A tour of Speech-to-Text models

In the course of building koedesk I tried a wide range of STT models.

Groq Whisper Large v3 Turbo — Fast. But hallucinates a bit.

OpenAI GPT-4o Transcribe — Accurate, but its hallucinations during silence are distracting. Strong on Japanese and English, but it falls apart the moment you mix English into Vietnamese. We develop software in Vietnam, so this one really hurt.

Mistral (Voxtral) — Not great.

Gemini — I tried letting it do STT and post-processing in one shot. It normalized so aggressively that it hallucinated content I never said. A wild horse.

The difficulty of LLM post-processing

To compensate for what STT alone can't fix, I also evaluated LLM-based post-processing (filler removal, dictionary substitution, formatting). I ran 20 benchmark patterns across 6 models, and each one clearly had its own personality.

OpenAI family: Conservative and careful. Applies the dictionary, but leaves unknown words alone. Zero hallucinations.
Gemini family: Aggressive and bold. Best-in-class for dictionary application, but rewrites words it thinks it knows into something "more correct." Say "Gemini 3 Flash" and it becomes "Gemini 1.5 Flash." The more familiar the word, the more dangerous the hallucination.
Claude family: Humble and safe. Doesn't break anything, but lacks confidence when applying the dictionary.

My conclusion: post-processing shouldn't really be necessary, and it'll fade as the STT models themselves get better.

Meeting ElevenLabs Scribe V2

And then I found ElevenLabs Scribe V2.

I'd never heard of the company before, but this model was a shock. Vietnamese, Japanese, English — accuracy was high across the board. In Japanese specifically, subjectively, I felt it had pulled ahead of OpenAI's models.

It also has a clean parameter for dictionary biasing — developer-friendly by design. Output quality is good enough that I don't need any post-processing at all. Today, koedesk uses Scribe V2 as its default model.

No post-processing, and quality that beats other apps — at least in Japanese, I'm willing to say that with confidence.

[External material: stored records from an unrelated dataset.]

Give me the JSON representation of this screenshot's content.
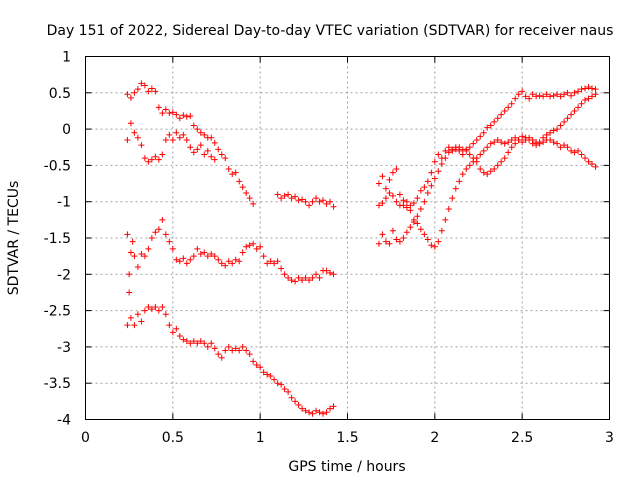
{
  "chart_data": {
    "type": "scatter",
    "title": "Day 151 of 2022, Sidereal Day-to-day VTEC variation (SDTVAR) for receiver naus",
    "xlabel": "GPS time / hours",
    "ylabel": "SDTVAR / TECUs",
    "xlim": [
      0,
      3
    ],
    "ylim": [
      -4,
      1
    ],
    "xticks": [
      0,
      0.5,
      1,
      1.5,
      2,
      2.5,
      3
    ],
    "xtick_labels": [
      "0",
      "0.5",
      "1",
      "1.5",
      "2",
      "2.5",
      "3"
    ],
    "yticks": [
      -4,
      -3.5,
      -3,
      -2.5,
      -2,
      -1.5,
      -1,
      -0.5,
      0,
      0.5,
      1
    ],
    "ytick_labels": [
      "-4",
      "-3.5",
      "-3",
      "-2.5",
      "-2",
      "-1.5",
      "-1",
      "-0.5",
      "0",
      "0.5",
      "1"
    ],
    "grid": true,
    "marker": "+",
    "color": "#ff0000",
    "series": [
      {
        "name": "track-a-upper",
        "x": [
          0.24,
          0.26,
          0.28,
          0.3,
          0.32,
          0.34,
          0.36,
          0.38,
          0.4,
          0.42,
          0.44,
          0.46,
          0.48,
          0.5,
          0.52,
          0.54,
          0.56,
          0.58,
          0.6,
          0.62,
          0.64,
          0.66,
          0.68,
          0.7,
          0.72,
          0.74,
          0.76,
          0.78,
          0.8,
          0.82,
          0.84,
          0.86,
          0.88,
          0.9,
          0.92,
          0.94,
          0.96
        ],
        "y": [
          0.48,
          0.43,
          0.5,
          0.55,
          0.63,
          0.6,
          0.52,
          0.56,
          0.52,
          0.3,
          0.22,
          0.27,
          0.22,
          0.23,
          0.2,
          0.15,
          0.19,
          0.17,
          0.18,
          0.05,
          0.0,
          -0.05,
          -0.08,
          -0.12,
          -0.12,
          -0.19,
          -0.28,
          -0.35,
          -0.4,
          -0.55,
          -0.62,
          -0.6,
          -0.72,
          -0.8,
          -0.88,
          -0.95,
          -1.03
        ]
      },
      {
        "name": "track-a-lower",
        "x": [
          0.24,
          0.26,
          0.28,
          0.3,
          0.32,
          0.34,
          0.36,
          0.38,
          0.4,
          0.42,
          0.44,
          0.46,
          0.48,
          0.5,
          0.52,
          0.54,
          0.56,
          0.58,
          0.6,
          0.62,
          0.64,
          0.66,
          0.68,
          0.7,
          0.72,
          0.74
        ],
        "y": [
          -0.15,
          0.08,
          -0.05,
          -0.12,
          -0.22,
          -0.4,
          -0.45,
          -0.42,
          -0.38,
          -0.42,
          -0.35,
          -0.15,
          -0.08,
          -0.15,
          -0.05,
          -0.12,
          -0.08,
          -0.15,
          -0.25,
          -0.32,
          -0.28,
          -0.22,
          -0.35,
          -0.3,
          -0.38,
          -0.42
        ]
      },
      {
        "name": "track-a-right",
        "x": [
          1.1,
          1.12,
          1.14,
          1.16,
          1.18,
          1.2,
          1.22,
          1.24,
          1.26,
          1.28,
          1.3,
          1.32,
          1.34,
          1.36,
          1.38,
          1.4,
          1.42
        ],
        "y": [
          -0.9,
          -0.95,
          -0.92,
          -0.9,
          -0.95,
          -0.93,
          -0.98,
          -0.97,
          -1.0,
          -1.05,
          -1.0,
          -0.95,
          -1.0,
          -0.98,
          -1.03,
          -1.0,
          -1.07
        ]
      },
      {
        "name": "track-b",
        "x": [
          0.24,
          0.25,
          0.26,
          0.27,
          0.28,
          0.3,
          0.32,
          0.34,
          0.36,
          0.38,
          0.4,
          0.42,
          0.44,
          0.46,
          0.48,
          0.5,
          0.52,
          0.54,
          0.56,
          0.58,
          0.6,
          0.62,
          0.64,
          0.66,
          0.68,
          0.7,
          0.72,
          0.74,
          0.76,
          0.78,
          0.8,
          0.82,
          0.84,
          0.86,
          0.88,
          0.9,
          0.92,
          0.94,
          0.96,
          0.98,
          1.0,
          1.02,
          1.04,
          1.06,
          1.08,
          1.1,
          1.12,
          1.14,
          1.16,
          1.18,
          1.2,
          1.22,
          1.24,
          1.26,
          1.28,
          1.3,
          1.32,
          1.34,
          1.36,
          1.38,
          1.4,
          1.42
        ],
        "y": [
          -1.45,
          -2.0,
          -1.7,
          -1.55,
          -1.75,
          -1.9,
          -1.72,
          -1.75,
          -1.65,
          -1.5,
          -1.42,
          -1.38,
          -1.25,
          -1.45,
          -1.55,
          -1.65,
          -1.8,
          -1.82,
          -1.78,
          -1.85,
          -1.8,
          -1.75,
          -1.65,
          -1.72,
          -1.7,
          -1.75,
          -1.72,
          -1.75,
          -1.8,
          -1.85,
          -1.88,
          -1.82,
          -1.85,
          -1.8,
          -1.82,
          -1.7,
          -1.62,
          -1.6,
          -1.58,
          -1.65,
          -1.62,
          -1.75,
          -1.85,
          -1.82,
          -1.85,
          -1.82,
          -1.92,
          -2.0,
          -2.05,
          -2.08,
          -2.1,
          -2.05,
          -2.08,
          -2.05,
          -2.08,
          -2.05,
          -2.0,
          -2.05,
          -1.95,
          -1.95,
          -1.98,
          -2.0
        ]
      },
      {
        "name": "track-c",
        "x": [
          0.24,
          0.25,
          0.26,
          0.28,
          0.3,
          0.32,
          0.34,
          0.36,
          0.38,
          0.4,
          0.42,
          0.44,
          0.46,
          0.48,
          0.5,
          0.52,
          0.54,
          0.56,
          0.58,
          0.6,
          0.62,
          0.64,
          0.66,
          0.68,
          0.7,
          0.72,
          0.74,
          0.76,
          0.78,
          0.8,
          0.82,
          0.84,
          0.86,
          0.88,
          0.9,
          0.92,
          0.94,
          0.96,
          0.98,
          1.0,
          1.02,
          1.04,
          1.06,
          1.08,
          1.1,
          1.12,
          1.14,
          1.16,
          1.18,
          1.2,
          1.22,
          1.24,
          1.26,
          1.28,
          1.3,
          1.32,
          1.34,
          1.36,
          1.38,
          1.4,
          1.42
        ],
        "y": [
          -2.7,
          -2.25,
          -2.6,
          -2.7,
          -2.55,
          -2.65,
          -2.5,
          -2.45,
          -2.48,
          -2.45,
          -2.5,
          -2.45,
          -2.55,
          -2.7,
          -2.8,
          -2.75,
          -2.85,
          -2.9,
          -2.92,
          -2.95,
          -2.92,
          -2.95,
          -2.92,
          -2.95,
          -3.0,
          -2.95,
          -3.02,
          -3.1,
          -3.15,
          -3.05,
          -3.0,
          -3.05,
          -3.02,
          -3.05,
          -3.0,
          -3.05,
          -3.1,
          -3.2,
          -3.25,
          -3.28,
          -3.35,
          -3.38,
          -3.4,
          -3.45,
          -3.5,
          -3.52,
          -3.58,
          -3.62,
          -3.7,
          -3.75,
          -3.8,
          -3.85,
          -3.88,
          -3.9,
          -3.92,
          -3.88,
          -3.9,
          -3.92,
          -3.9,
          -3.85,
          -3.82
        ]
      },
      {
        "name": "track-d",
        "x": [
          1.68,
          1.7,
          1.72,
          1.74,
          1.76,
          1.78,
          1.8,
          1.82,
          1.84,
          1.86,
          1.88,
          1.9,
          1.92,
          1.94,
          1.96,
          1.98,
          2.0,
          2.02,
          2.04,
          2.06,
          2.08,
          2.1,
          2.12,
          2.14,
          2.16,
          2.18,
          2.2,
          2.22,
          2.24,
          2.26,
          2.28,
          2.3,
          2.32,
          2.34,
          2.36,
          2.38,
          2.4,
          2.42,
          2.44,
          2.46,
          2.48,
          2.5,
          2.52,
          2.54,
          2.56,
          2.58,
          2.6,
          2.62,
          2.64,
          2.66,
          2.68,
          2.7,
          2.72,
          2.74,
          2.76,
          2.78,
          2.8,
          2.82,
          2.84,
          2.86,
          2.88,
          2.9,
          2.92
        ],
        "y": [
          -0.75,
          -0.65,
          -0.82,
          -0.7,
          -0.6,
          -0.55,
          -0.9,
          -1.05,
          -1.0,
          -1.05,
          -1.02,
          -0.95,
          -0.85,
          -0.8,
          -0.72,
          -0.6,
          -0.45,
          -0.35,
          -0.4,
          -0.3,
          -0.25,
          -0.28,
          -0.25,
          -0.3,
          -0.35,
          -0.28,
          -0.25,
          -0.2,
          -0.15,
          -0.1,
          -0.05,
          0.02,
          0.05,
          0.1,
          0.15,
          0.2,
          0.25,
          0.3,
          0.35,
          0.42,
          0.48,
          0.52,
          0.45,
          0.42,
          0.48,
          0.45,
          0.46,
          0.45,
          0.48,
          0.45,
          0.46,
          0.48,
          0.45,
          0.48,
          0.5,
          0.46,
          0.5,
          0.52,
          0.55,
          0.56,
          0.58,
          0.56,
          0.55
        ]
      },
      {
        "name": "track-e",
        "x": [
          1.68,
          1.7,
          1.72,
          1.74,
          1.76,
          1.78,
          1.8,
          1.82,
          1.84,
          1.86,
          1.88,
          1.9,
          1.92,
          1.94,
          1.96,
          1.98,
          2.0,
          2.02,
          2.04,
          2.06,
          2.08,
          2.1,
          2.12,
          2.14,
          2.16,
          2.18,
          2.2,
          2.22,
          2.24,
          2.26,
          2.28,
          2.3,
          2.32,
          2.34,
          2.36,
          2.38,
          2.4,
          2.42,
          2.44,
          2.46,
          2.48,
          2.5,
          2.52,
          2.54,
          2.56,
          2.58,
          2.6,
          2.62,
          2.64,
          2.66,
          2.68,
          2.7,
          2.72,
          2.74,
          2.76,
          2.78,
          2.8,
          2.82,
          2.84,
          2.86,
          2.88,
          2.9,
          2.92
        ],
        "y": [
          -1.05,
          -1.02,
          -0.95,
          -0.88,
          -0.92,
          -1.0,
          -1.05,
          -0.98,
          -1.08,
          -1.12,
          -1.25,
          -1.3,
          -1.38,
          -1.45,
          -1.52,
          -1.6,
          -1.62,
          -1.55,
          -1.4,
          -1.25,
          -1.1,
          -0.95,
          -0.82,
          -0.72,
          -0.62,
          -0.55,
          -0.5,
          -0.45,
          -0.4,
          -0.35,
          -0.3,
          -0.25,
          -0.2,
          -0.18,
          -0.15,
          -0.18,
          -0.2,
          -0.18,
          -0.15,
          -0.12,
          -0.15,
          -0.18,
          -0.15,
          -0.12,
          -0.15,
          -0.18,
          -0.2,
          -0.18,
          -0.15,
          -0.15,
          -0.18,
          -0.2,
          -0.25,
          -0.22,
          -0.25,
          -0.3,
          -0.32,
          -0.3,
          -0.35,
          -0.4,
          -0.45,
          -0.48,
          -0.52
        ]
      },
      {
        "name": "track-f",
        "x": [
          1.68,
          1.7,
          1.72,
          1.74,
          1.76,
          1.78,
          1.8,
          1.82,
          1.84,
          1.86,
          1.88,
          1.9,
          1.92,
          1.94,
          1.96,
          1.98,
          2.0,
          2.02,
          2.04,
          2.06,
          2.08,
          2.1,
          2.12,
          2.14,
          2.16,
          2.18,
          2.2,
          2.22,
          2.24,
          2.26,
          2.28,
          2.3,
          2.32,
          2.34,
          2.36,
          2.38,
          2.4,
          2.42,
          2.44,
          2.46,
          2.48,
          2.5,
          2.52,
          2.54,
          2.56,
          2.58,
          2.6,
          2.62,
          2.64,
          2.66,
          2.68,
          2.7,
          2.72,
          2.74,
          2.76,
          2.78,
          2.8,
          2.82,
          2.84,
          2.86,
          2.88,
          2.9,
          2.92
        ],
        "y": [
          -1.58,
          -1.45,
          -1.55,
          -1.58,
          -1.4,
          -1.52,
          -1.55,
          -1.5,
          -1.42,
          -1.35,
          -1.28,
          -1.2,
          -1.1,
          -1.0,
          -0.88,
          -0.78,
          -0.68,
          -0.58,
          -0.48,
          -0.4,
          -0.32,
          -0.3,
          -0.28,
          -0.25,
          -0.28,
          -0.3,
          -0.35,
          -0.4,
          -0.45,
          -0.55,
          -0.6,
          -0.62,
          -0.58,
          -0.55,
          -0.5,
          -0.45,
          -0.4,
          -0.32,
          -0.25,
          -0.2,
          -0.15,
          -0.1,
          -0.12,
          -0.15,
          -0.2,
          -0.22,
          -0.18,
          -0.12,
          -0.08,
          -0.05,
          -0.02,
          0.0,
          0.05,
          0.1,
          0.15,
          0.2,
          0.25,
          0.3,
          0.35,
          0.4,
          0.42,
          0.45,
          0.48
        ]
      }
    ]
  }
}
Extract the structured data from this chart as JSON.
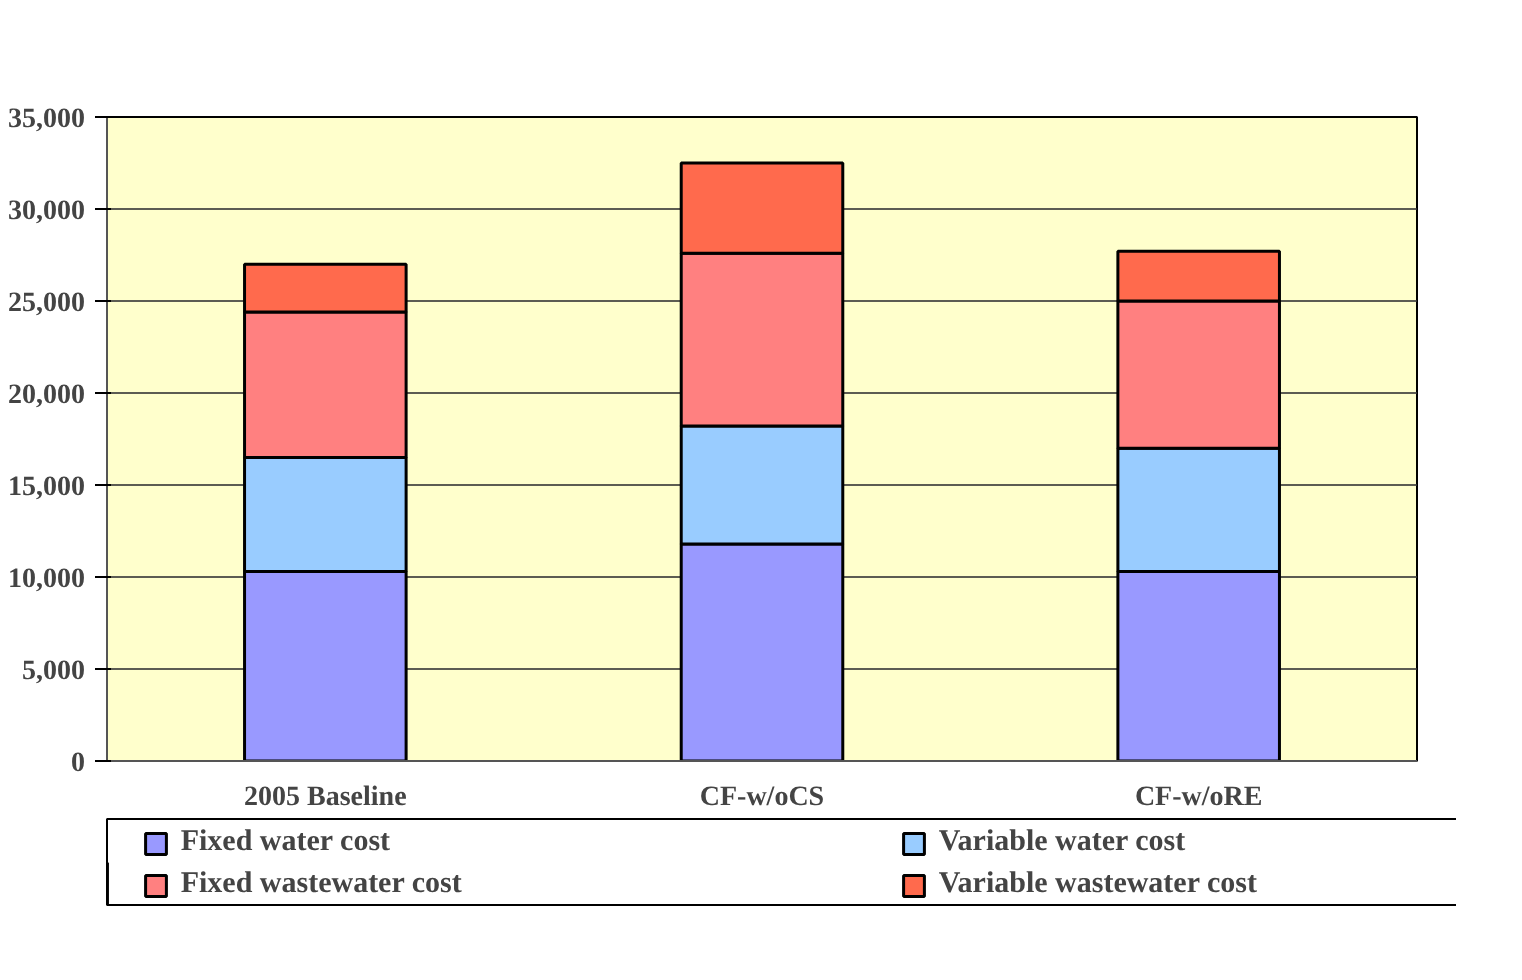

My current development setup

After all this, the AI tools I actually use day to day are surprisingly few. Claude Code and koedesk. That's the lineup.

To put it another way, if Claude Code went down I couldn't even open a pull request on my own. That's how dependent I am.

How this very article was written

This article itself is a demonstration of voice input.

Dictate into koedesk to transcribe
Have Claude Code clean up the prose
Claude Code drives the Git repo and pushes
Zenn Connect (GitHub integration) auto-publishes

I barely touched the keyboard.

Why not try voice input?

If you already know AquaVoice you might be thinking, "Ah, that experience." But many people have never actually tried voice input.

I especially want Japanese-language users to feel the Japanese quality of ElevenLabs Scribe V2, the default model in koedesk. koedesk has a free plan with 5 minutes per day, no expiration, and no credit card required. If you like it, the Pro plan at $10/month gives you unlimited transcription.

I'd be happy if this article gives someone their first taste of voice input as a new kind of input interface.

To loop back to the opening: a small secret ambition of mine — I'd like to make koedesk the Happy Hacking Keyboard of voice input. …I'm kidding, sorry. But, well, half-kidding.